A .env file committed to git — even once, even years ago — permanently exposes every secret it contained. Git history is not cleared by deleting the file from the working tree. Attackers who clone your repo, access a GitHub fork, or pull a leaked archive get your database passwords, API keys, and OAuth secrets instantly. OWASP A05 (Security Misconfiguration) and NIST SC-28 both flag unprotected sensitive data at rest. The blast radius is immediate: a single committed production .env means every secret in it is compromised and must be rotated before you do anything else.
Critical because a committed .env file permanently exposes production credentials to anyone with repository access, making secret rotation mandatory regardless of when the commit occurred.
Add .env patterns to .gitignore before any secrets are committed. If a .env file already exists in git history, treat every secret it contained as compromised and rotate them immediately — removing the file from the working tree does not remove it from history.
# .gitignore
.env
.env.local
.env.*.local
.env.production
.env.staging
.env.development
To scrub the file from history, run git filter-repo --path .env.production --invert-paths (preferred over filter-branch). After history rewrite, force-push all branches and notify all collaborators to re-clone.
ID: environment-security.secrets-management.env-gitignore
Severity: critical
What to look for: Check .gitignore for patterns that exclude .env files. Look for entries like .env, .env.local, .env.*.local, *.env, or wildcard patterns that catch environment files. Then check git history using git log -p -- '.env*' to confirm no .env files have been committed.
Pass criteria: Count all .env* patterns in .gitignore. .gitignore explicitly lists at least 1 .env* or equivalent pattern. Git history shows no commits containing .env files (or only on branches that were never merged to production). Do not pass when .env files appear in git log -p -- '.env*' output even if they were later deleted.
Fail criteria: .env files are not listed in .gitignore, OR git history shows .env files were committed (even if later deleted, the credentials are still in git history and compromised). Quote the git log entry showing the committed file.
Cross-reference: For hardcoded secrets in source code rather than .env files, see the no-hardcoded-secrets check below.

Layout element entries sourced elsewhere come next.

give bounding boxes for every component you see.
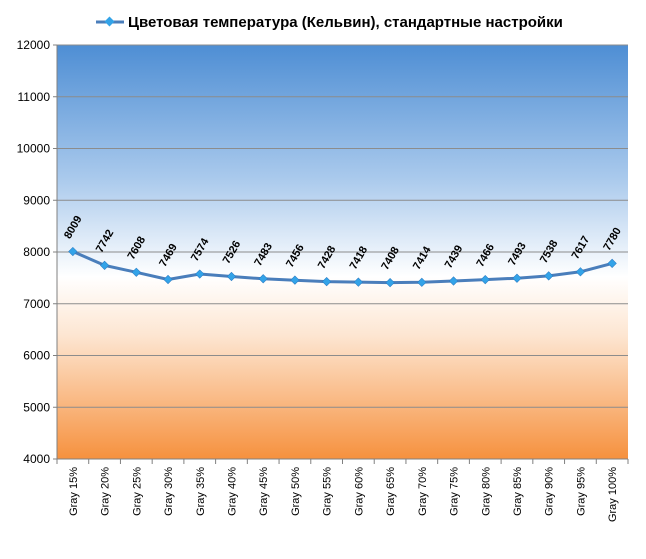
y-tick-label: 7000	[23, 297, 50, 311]
x-tick-label: Gray 75%	[449, 467, 461, 516]
series-line	[72, 250, 613, 285]
data-point-marker	[480, 275, 490, 285]
data-point-marker	[322, 277, 332, 287]
data-point-marker	[258, 274, 268, 284]
y-tick-label: 9000	[23, 193, 50, 207]
data-point-marker	[575, 267, 586, 277]
data-point-marker	[417, 277, 427, 287]
x-tick-label: Gray 60%	[353, 467, 365, 516]
x-tick-label: Gray 20%	[100, 467, 112, 516]
x-axis-ticks: Gray 15% Gray 20% Gray 25% Gray 30% Gray 35%…	[56, 459, 629, 522]
x-tick-label: Gray 45%	[258, 467, 270, 516]
data-point-marker	[68, 246, 78, 257]
y-tick-label: 11000	[18, 90, 51, 104]
data-point-marker	[226, 271, 237, 282]
data-point-marker	[290, 275, 300, 285]
legend: Цветовая температура (Кельвин), стандарт…	[96, 14, 563, 31]
y-tick-label: 6000	[23, 349, 50, 363]
legend-diamond-marker	[104, 16, 115, 27]
x-tick-label: Gray 80%	[480, 467, 492, 516]
data-point-marker	[99, 260, 110, 270]
data-point-marker	[353, 277, 363, 287]
x-tick-label: Gray 35%	[195, 467, 207, 516]
data-point-marker	[512, 273, 522, 283]
data-point-marker	[607, 258, 617, 268]
data-point-marker	[544, 271, 554, 281]
y-tick-label: 4000	[23, 452, 50, 466]
x-tick-label: Gray 50%	[290, 467, 302, 516]
x-tick-label: Gray 55%	[322, 467, 334, 516]
x-tick-label: Gray 25%	[131, 467, 143, 516]
x-tick-label: Gray 65%	[385, 467, 397, 516]
x-tick-label: Gray 15%	[68, 467, 80, 516]
data-point-marker	[163, 274, 173, 285]
x-tick-label: Gray 40%	[226, 467, 238, 516]
y-tick-label: 10000	[17, 142, 51, 156]
data-point-marker	[385, 278, 395, 288]
y-tick-label: 5000	[23, 400, 50, 414]
data-point-marker	[131, 267, 141, 277]
data-point-marker	[448, 276, 459, 286]
x-tick-label: Gray 30%	[163, 467, 175, 516]
series-line-group	[68, 246, 617, 288]
x-tick-label: Gray 95%	[575, 467, 587, 516]
data-point-marker	[195, 269, 205, 279]
legend-series-label: Цветовая температура (Кельвин), стандарт…	[128, 14, 563, 31]
x-tick-label: Gray 85%	[512, 467, 524, 516]
x-tick-label: Gray 100%	[607, 467, 619, 522]
y-tick-label: 12000	[17, 38, 51, 52]
x-tick-label: Gray 70%	[417, 467, 429, 516]
y-tick-label: 8000	[23, 245, 50, 259]
x-tick-label: Gray 90%	[544, 467, 556, 516]
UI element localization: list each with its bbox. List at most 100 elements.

Skip (N/A) when: Never — environment files should always be gitignored.
Detail on fail: Specify which files were found or committed. Example: ".env and .env.local not in .gitignore" or ".env.production was committed 3 commits ago; credentials may be compromised even if file is now deleted from working directory"`.
Remediation: Add .env files to .gitignore immediately:
.env
.env.local
.env.*.local
.env.production
.env.staging
.env.development
If .env files have been committed, they are compromised — rotate all secrets in that file. To remove them from git history (not just the working directory), use git filter-branch or git filter-repo. This is a one-time remediation for each compromised file.